最近、CVSヘルスが医療保険大手エトナを買収することが決定しましたが、それはユナイテッドヘルスグループの高収益体制を真似したいからでしょう。PBMという仕組みは米国独特(少なくとも日本にはない)ですが、これと医療保険の組み合わせはかなり強いと感じます。なので、CVSヘルスも大変有望ではないかと私は見ています(ユナイテッドヘルスと関係ない話で恐縮です)。

財務データを見てみましょう。

売上高は右肩上がりで増えています。ダウに選ばれるほどの大型企業にしては高い増収率です。この10年で売上高は2.5倍に成長しました。

FY17も成長路線を維持できました。

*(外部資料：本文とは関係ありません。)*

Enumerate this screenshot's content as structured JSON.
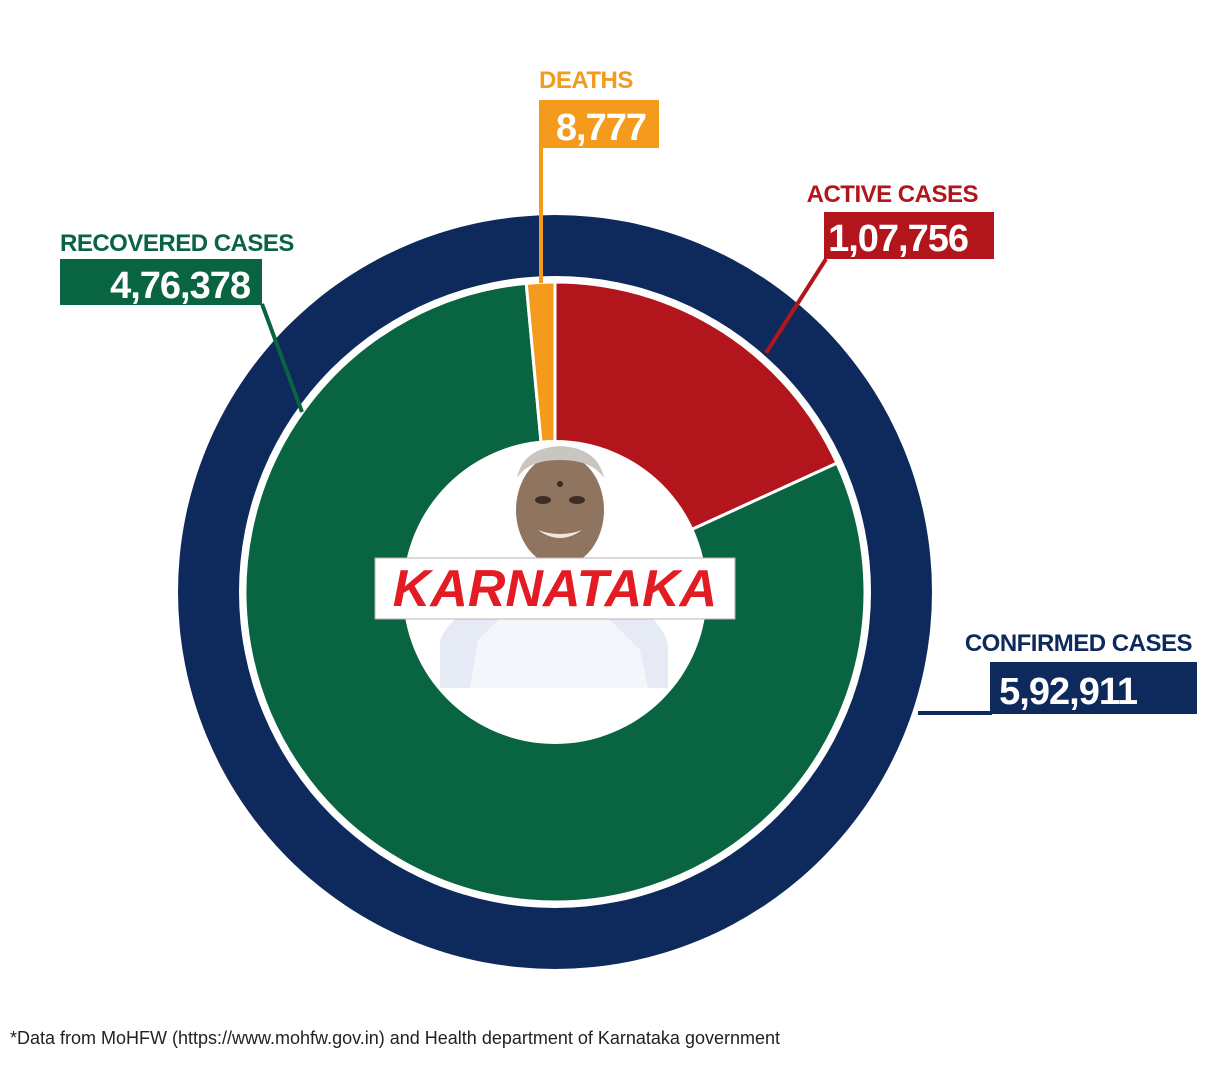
{
  "chart_data": {
    "type": "pie",
    "title": "KARNATAKA",
    "outer_ring": {
      "label": "CONFIRMED CASES",
      "value_label": "5,92,911",
      "value": 592911,
      "color": "#0e2a5c"
    },
    "slices": [
      {
        "label": "ACTIVE CASES",
        "value_label": "1,07,756",
        "value": 107756,
        "color": "#b2151b"
      },
      {
        "label": "RECOVERED CASES",
        "value_label": "4,76,378",
        "value": 476378,
        "color": "#086441"
      },
      {
        "label": "DEATHS",
        "value_label": "8,777",
        "value": 8777,
        "color": "#f49a1c"
      }
    ]
  },
  "footnote": "*Data from MoHFW (https://www.mohfw.gov.in) and Health department of Karnataka government"
}
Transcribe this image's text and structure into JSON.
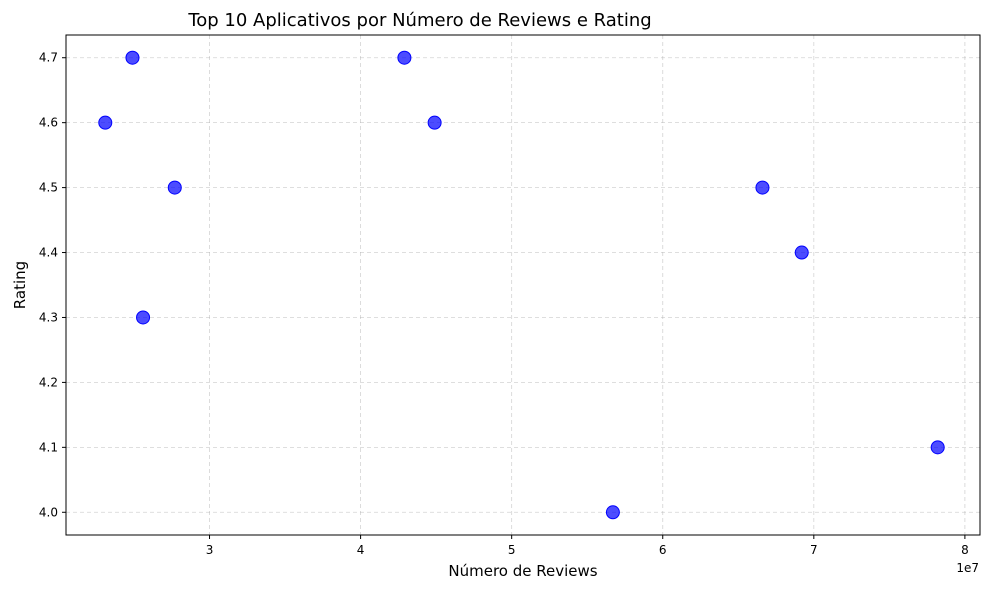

ユナイテッドヘルス事業(保険)、オプトム事業(PBM)ともに前年比で10%近い増収となりました。営業利益率は0.6%ほど改善し7.6%になりました。増収に加えて、利益率が改善していることも好調な株価のサポート要因です。

FY17の純利益は前年比+50%を大きく伸びていますが、本業が好調なのに加えて、税制改革に伴って繰延税金負債の再測定益が12億ドル計上されている影響もあります。この一時収益を控除しても問題なく増益決算です。

バランスシートを見てみましょう。保険会社のBSは事業会社とは違って見にくいです。いつもの流動・固定ではなく、「現金及び投資」と「その他資産」に区分してみました。保険会社ですから、預かっている保険料を運用しています。その運用資産(現金含む)が総資産の3割ほど。残りの7割の資産は何なのかと言えば、ほぼ全額が「のれん」でした。2017年12月末時点の「のれん」残高は630億ドルもあります。買収を繰り返してきたのでしょう。

負債純資産(調達側)ですが、項目としては長期借入金がもっとも大きいです。保険金の支払い債務(予想額も含む)をどれくらい負債計上しているのかよくわかりません。保険会社の会計処理は特殊で、わからないことが多いのが正直なところです。

配当ですがリーマンショック直後のFY09までは無配に近いレベルでしたが、それ以降はドンドン増配しています。自社株買いも毎年行っています。総還元性向は平均60%ほど。金融機関はこんなもんかなと思います。医療保険+PBMという最強タッグでこれからもキャッシュを稼ぎ続けることが見込まれます。増配基調は崩れないでしょう。